Sempre nello sforzo di destare la mia compassione, essa mi raccontò che la disgrazia finanziaria della sua famiglia aveva travolto un suo sogno d’amore: il suo fidanzato l’aveva abbandonata.

Io ero sempre lontano dalla compassione. Le dissi:

— Quel suo fidanzato l’avrà baciata molto? Come faccio io?

Essa rise perchè le impedivo di parlare. Io vidi così dinanzi a me un uomo che mi segnava la via.

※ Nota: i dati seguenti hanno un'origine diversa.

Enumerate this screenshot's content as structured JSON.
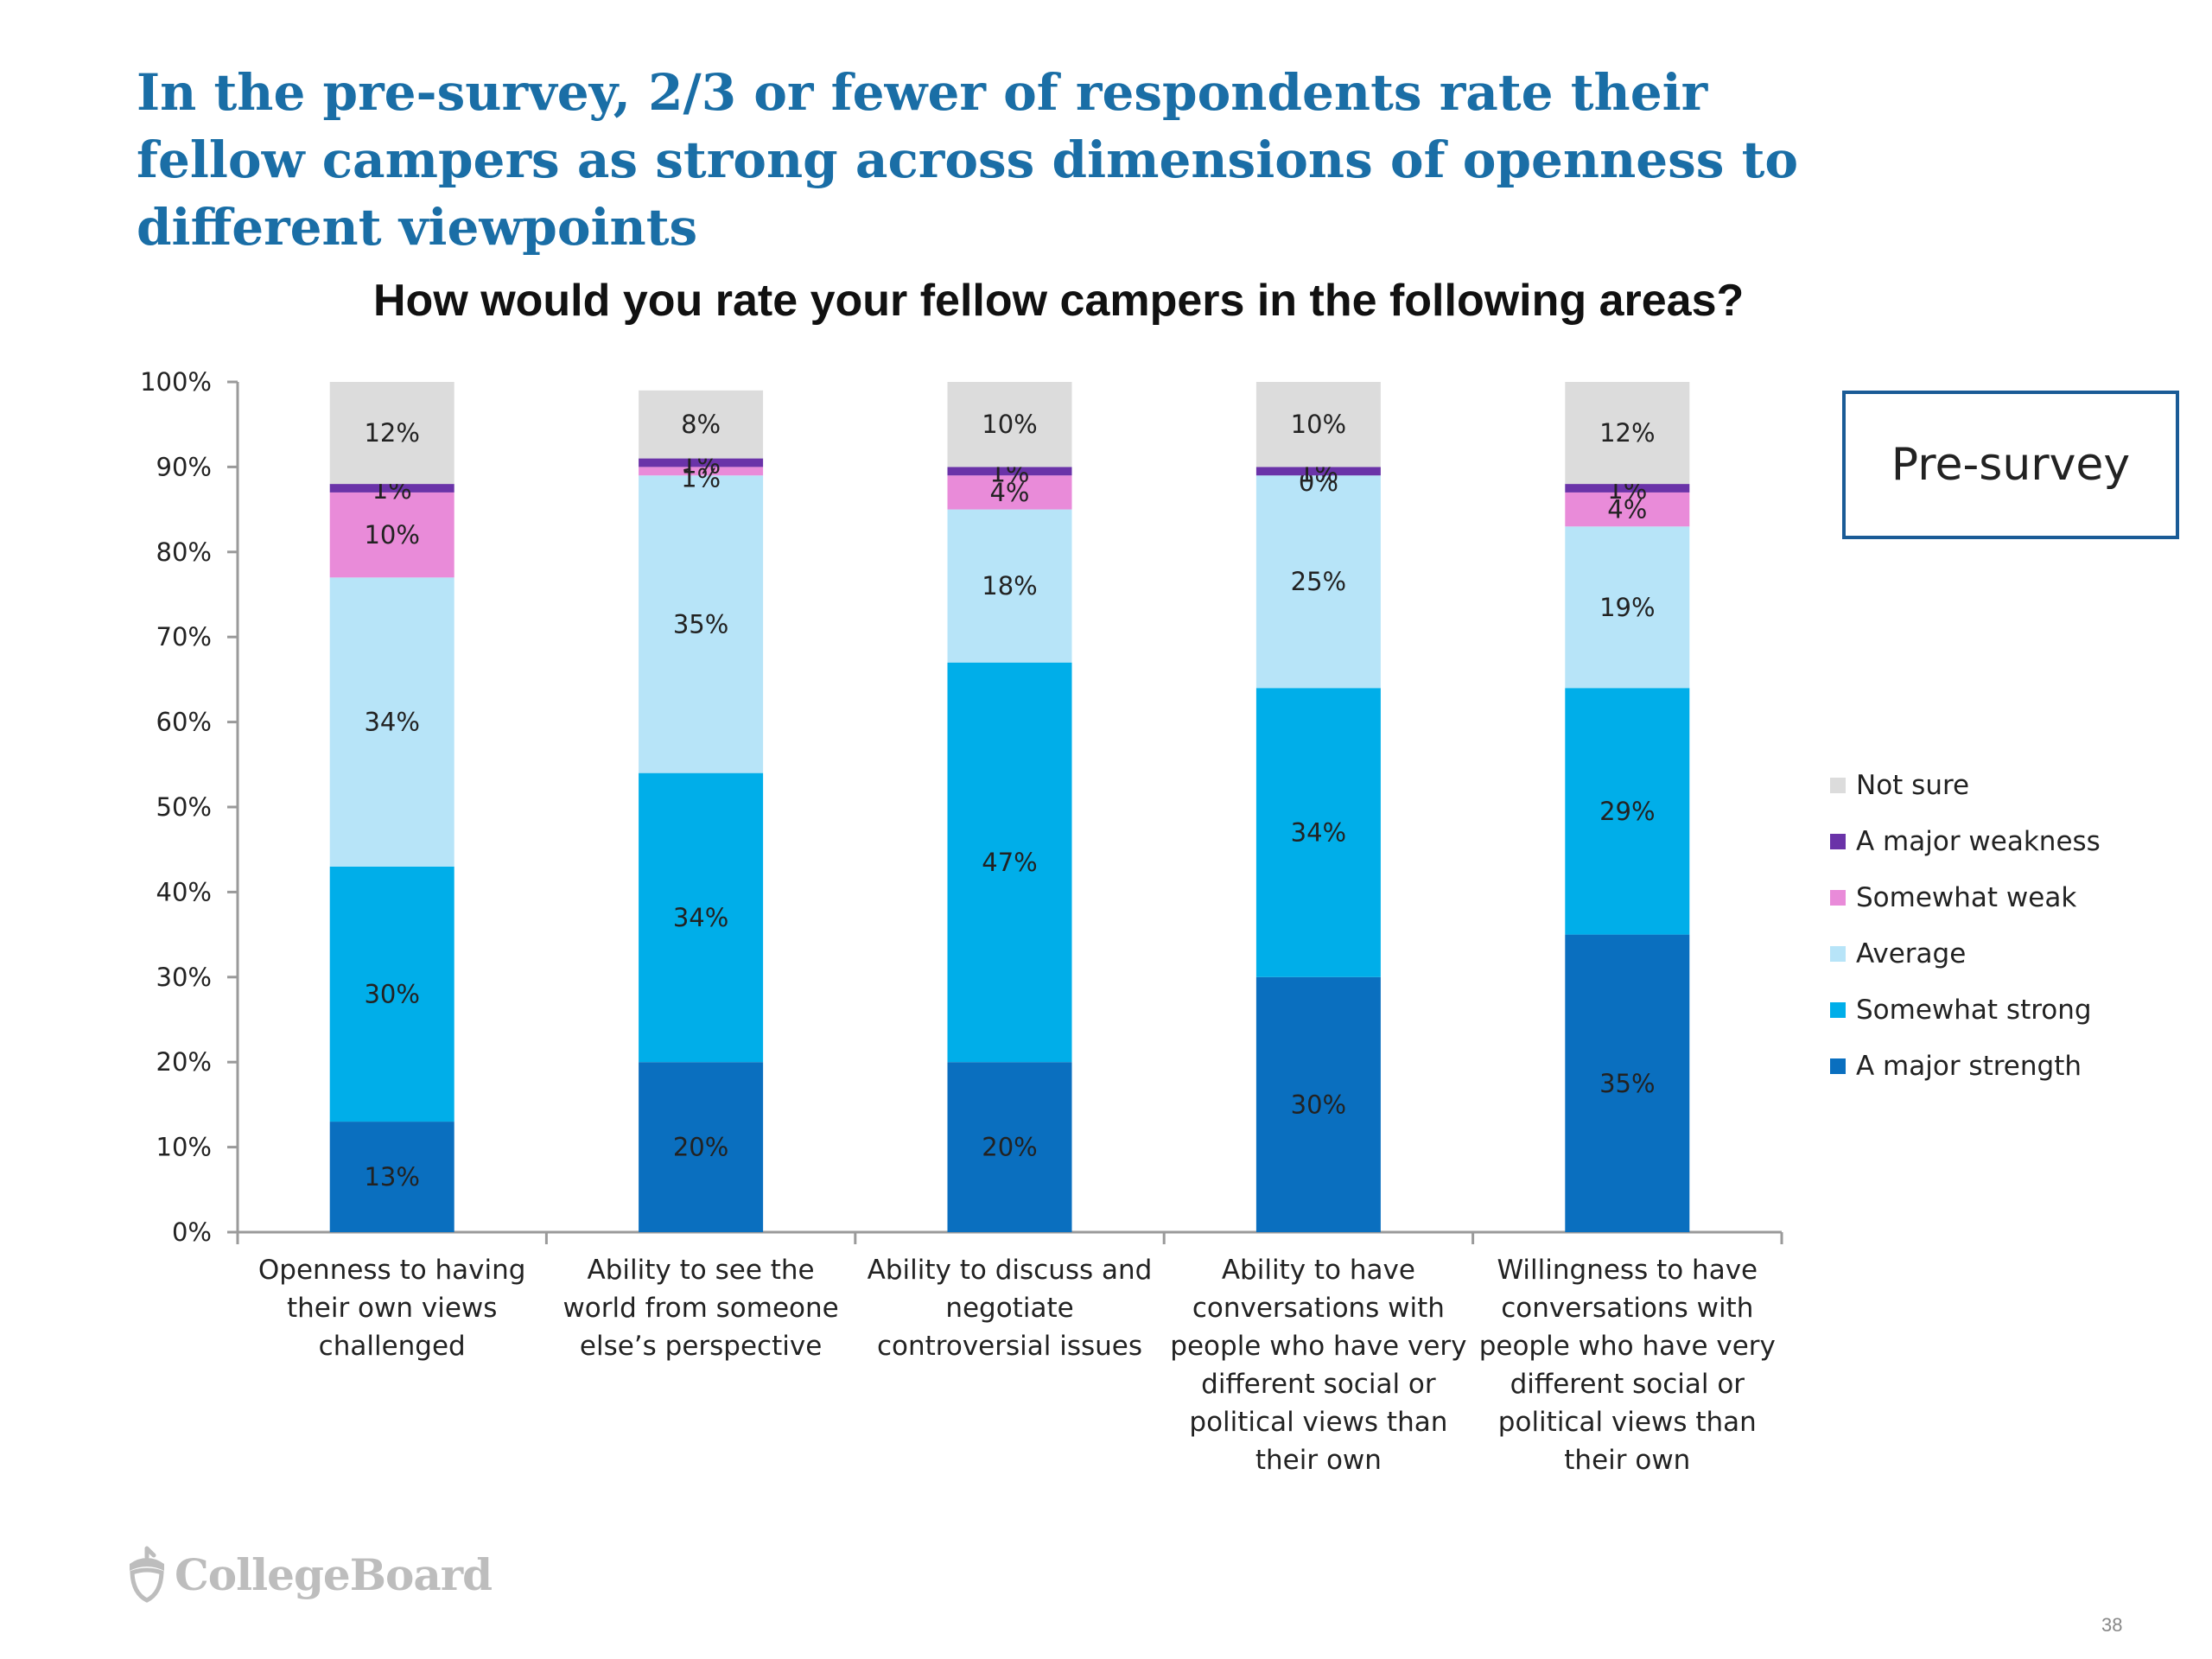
{
  "headline": "In the pre-survey, 2/3 or fewer of respondents rate their fellow campers as strong across dimensions of openness to different viewpoints",
  "badge": "Pre-survey",
  "logo": "CollegeBoard",
  "logo_icon": "acorn-icon",
  "page_number": "38",
  "chart_data": {
    "type": "bar",
    "stacked": true,
    "title": "How would you rate your fellow campers in the following areas?",
    "xlabel": "",
    "ylabel": "",
    "ylim": [
      0,
      100
    ],
    "yticks": [
      "0%",
      "10%",
      "20%",
      "30%",
      "40%",
      "50%",
      "60%",
      "70%",
      "80%",
      "90%",
      "100%"
    ],
    "legend_position": "right",
    "grid": false,
    "categories": [
      "Openness to having their own views challenged",
      "Ability to see the world from someone else’s perspective",
      "Ability to discuss and negotiate controversial issues",
      "Ability to have conversations with people who have very different social or political views than their own",
      "Willingness to have conversations with people who have very different social or political views than their own"
    ],
    "series": [
      {
        "name": "A major strength",
        "color": "#0a6fbf",
        "values": [
          13,
          20,
          20,
          30,
          35
        ],
        "labels": [
          "13%",
          "20%",
          "20%",
          "30%",
          "35%"
        ]
      },
      {
        "name": "Somewhat strong",
        "color": "#00aee9",
        "values": [
          30,
          34,
          47,
          34,
          29
        ],
        "labels": [
          "30%",
          "34%",
          "47%",
          "34%",
          "29%"
        ]
      },
      {
        "name": "Average",
        "color": "#b7e4f8",
        "values": [
          34,
          35,
          18,
          25,
          19
        ],
        "labels": [
          "34%",
          "35%",
          "18%",
          "25%",
          "19%"
        ]
      },
      {
        "name": "Somewhat weak",
        "color": "#e98bd9",
        "values": [
          10,
          1,
          4,
          0,
          4
        ],
        "labels": [
          "10%",
          "1%",
          "4%",
          "0%",
          "4%"
        ]
      },
      {
        "name": "A major weakness",
        "color": "#6a33a8",
        "values": [
          1,
          1,
          1,
          1,
          1
        ],
        "labels": [
          "1%",
          "1%",
          "1%",
          "1%",
          "1%"
        ]
      },
      {
        "name": "Not sure",
        "color": "#dcdcdc",
        "values": [
          12,
          8,
          10,
          10,
          12
        ],
        "labels": [
          "12%",
          "8%",
          "10%",
          "10%",
          "12%"
        ]
      }
    ]
  }
}
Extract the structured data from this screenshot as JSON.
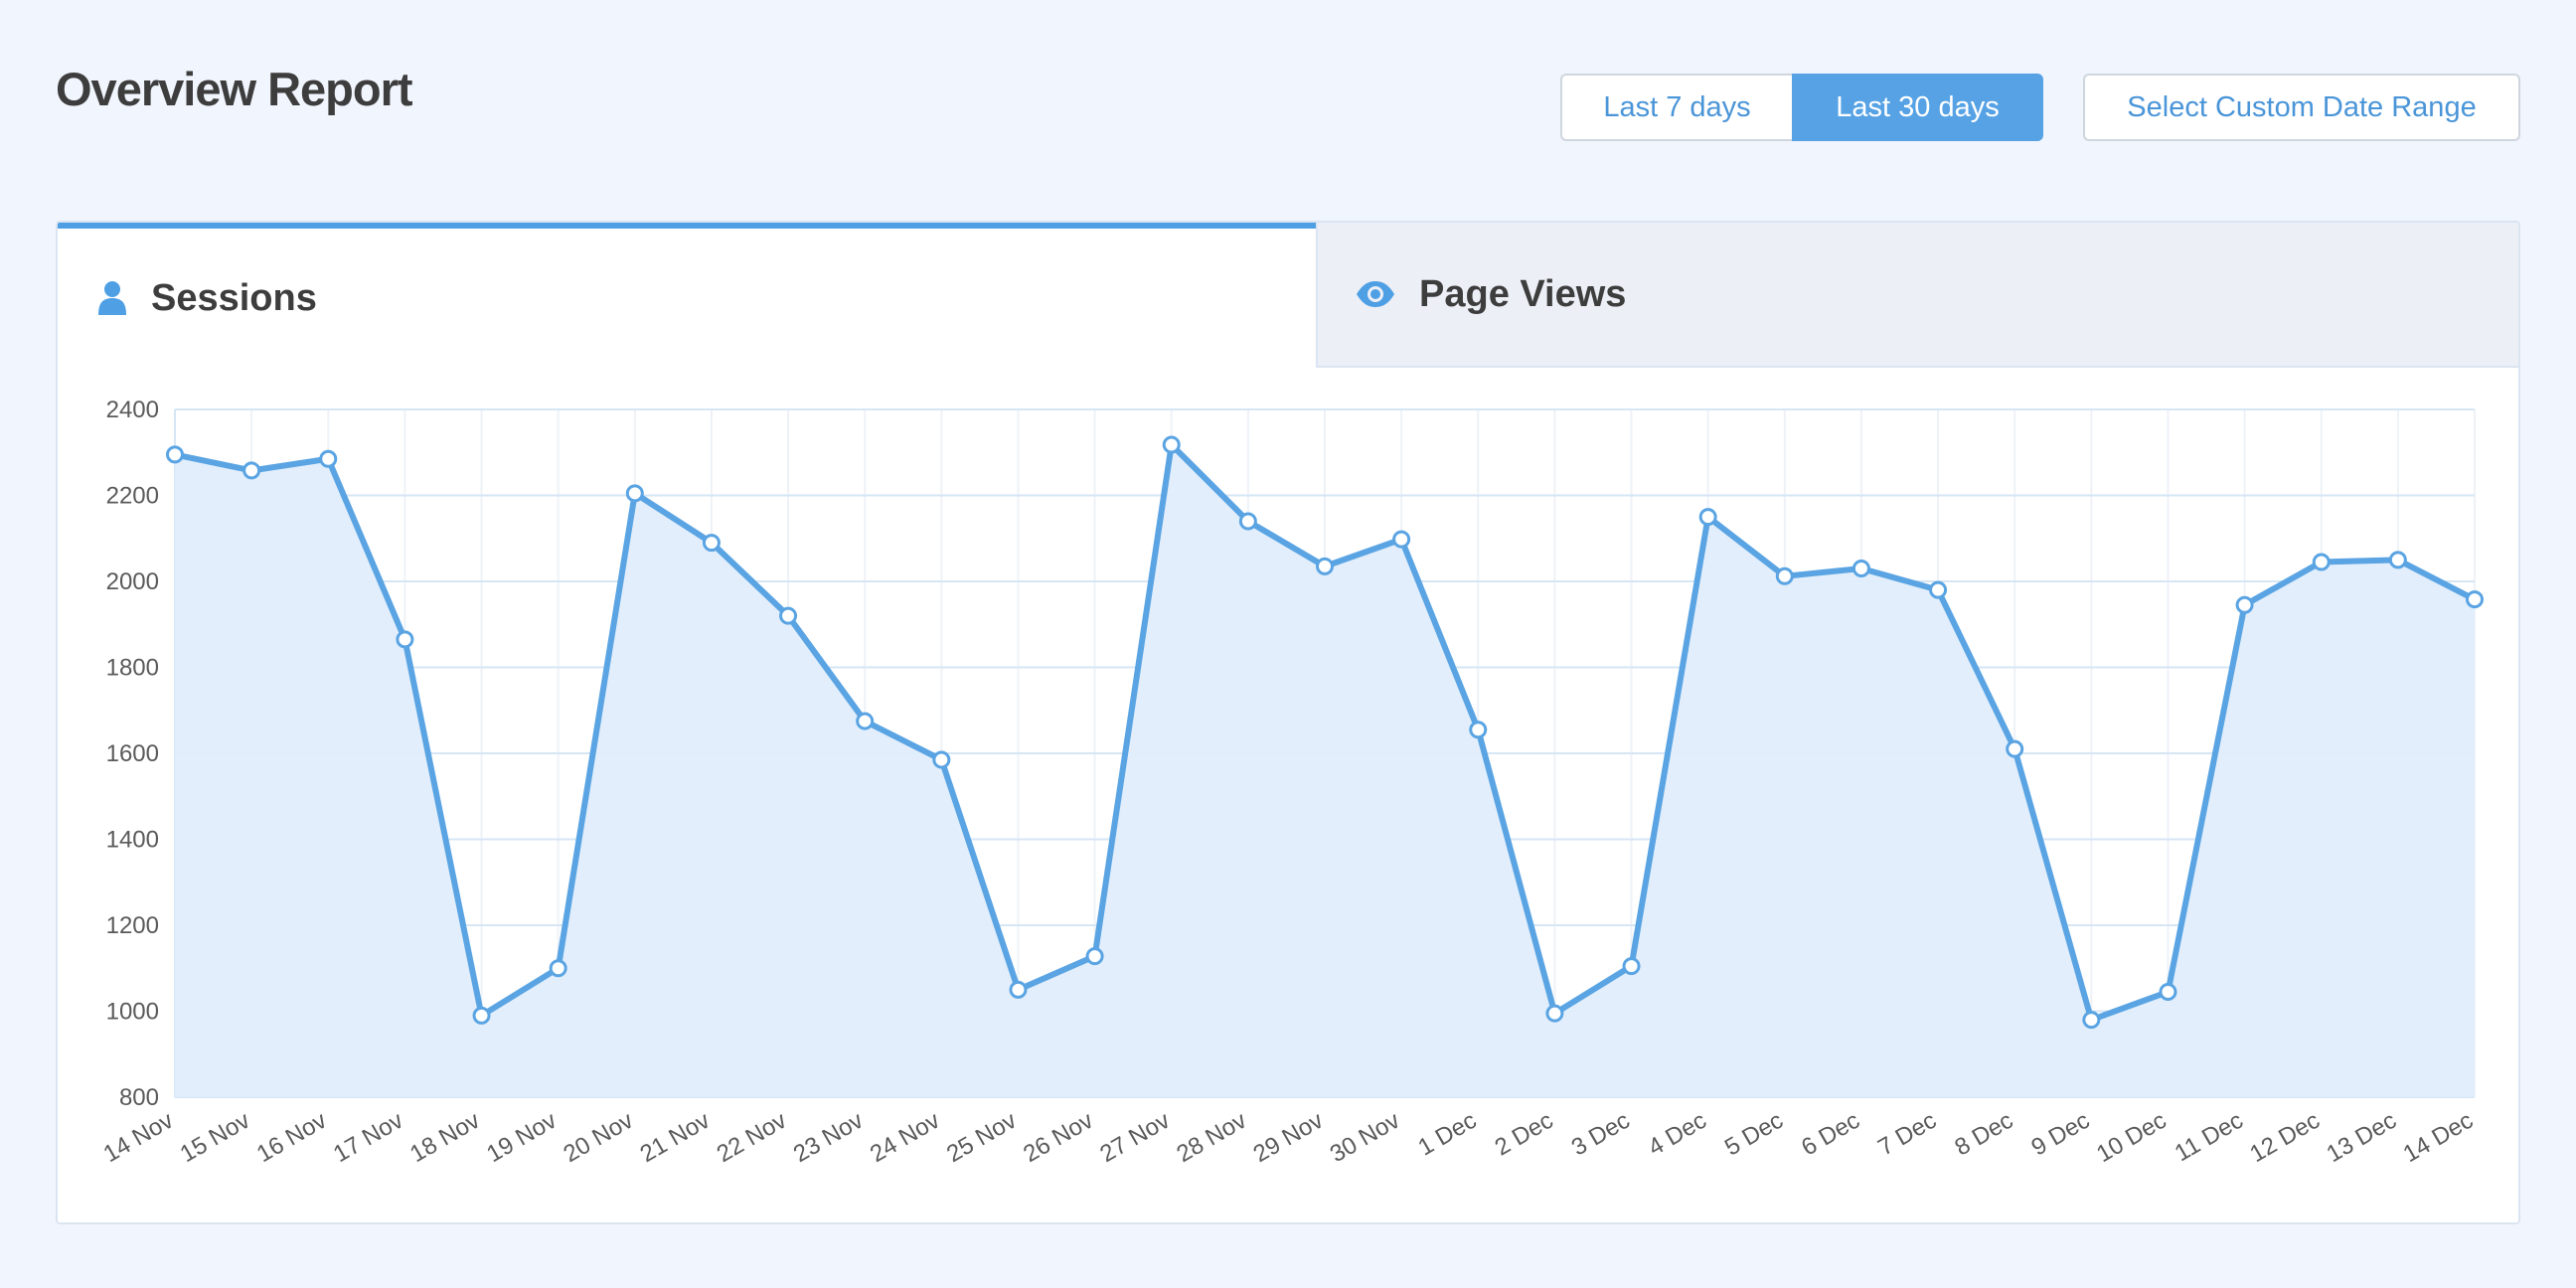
{
  "header": {
    "title": "Overview Report",
    "range_7": "Last 7 days",
    "range_30": "Last 30 days",
    "custom_range": "Select Custom Date Range"
  },
  "tabs": {
    "sessions": "Sessions",
    "pageviews": "Page Views"
  },
  "icons": {
    "sessions": "user-icon",
    "pageviews": "eye-icon"
  },
  "colors": {
    "accent": "#56a2e5",
    "line": "#5aa4e3",
    "area": "#e0edfb"
  },
  "chart_data": {
    "type": "area",
    "title": "",
    "xlabel": "",
    "ylabel": "",
    "ylim": [
      800,
      2400
    ],
    "yticks": [
      800,
      1000,
      1200,
      1400,
      1600,
      1800,
      2000,
      2200,
      2400
    ],
    "grid": true,
    "categories": [
      "14 Nov",
      "15 Nov",
      "16 Nov",
      "17 Nov",
      "18 Nov",
      "19 Nov",
      "20 Nov",
      "21 Nov",
      "22 Nov",
      "23 Nov",
      "24 Nov",
      "25 Nov",
      "26 Nov",
      "27 Nov",
      "28 Nov",
      "29 Nov",
      "30 Nov",
      "1 Dec",
      "2 Dec",
      "3 Dec",
      "4 Dec",
      "5 Dec",
      "6 Dec",
      "7 Dec",
      "8 Dec",
      "9 Dec",
      "10 Dec",
      "11 Dec",
      "12 Dec",
      "13 Dec",
      "14 Dec"
    ],
    "series": [
      {
        "values": [
          2295,
          2258,
          2285,
          1865,
          990,
          1100,
          2205,
          2090,
          1920,
          1675,
          1585,
          1050,
          1128,
          2318,
          2140,
          2035,
          2098,
          1655,
          995,
          1105,
          2150,
          2012,
          2030,
          1980,
          1610,
          980,
          1045,
          1945,
          2045,
          2050,
          1958
        ]
      }
    ]
  }
}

Era da lungo tempo trascorsa l’ora in cui avrei dovuto trovarmi a colazione a casa. Avrei voluto andarmene. Per quel giorno bastava. Ero ben lontano da quel rimorso che m’aveva tenuto desto durante la notte, e l’inquietudine che m’aveva trascinato da Carla era del tutto scomparsa. Ma tranquillo non ero. E’, forse, mio destino di non esserlo mai. Non avevo rimorsi perchè intanto Carla m’aveva promesso tanti baci che volevo a nome di un’amicizia che non poteva offendere Augusta. Mi parve di scoprire la ragione del malcontento che come al solito faceva serpeggiare vaghi dolori nel mio organismo. Carla mi vedeva in una luce falsa! Carla poteva disprezzarmi vedendomi tanto desideroso dei suoi baci quando amavo Augusta! Quella stessa Carla che faceva mostra di stimarmi tanto perchè di me aveva tanto bisogno!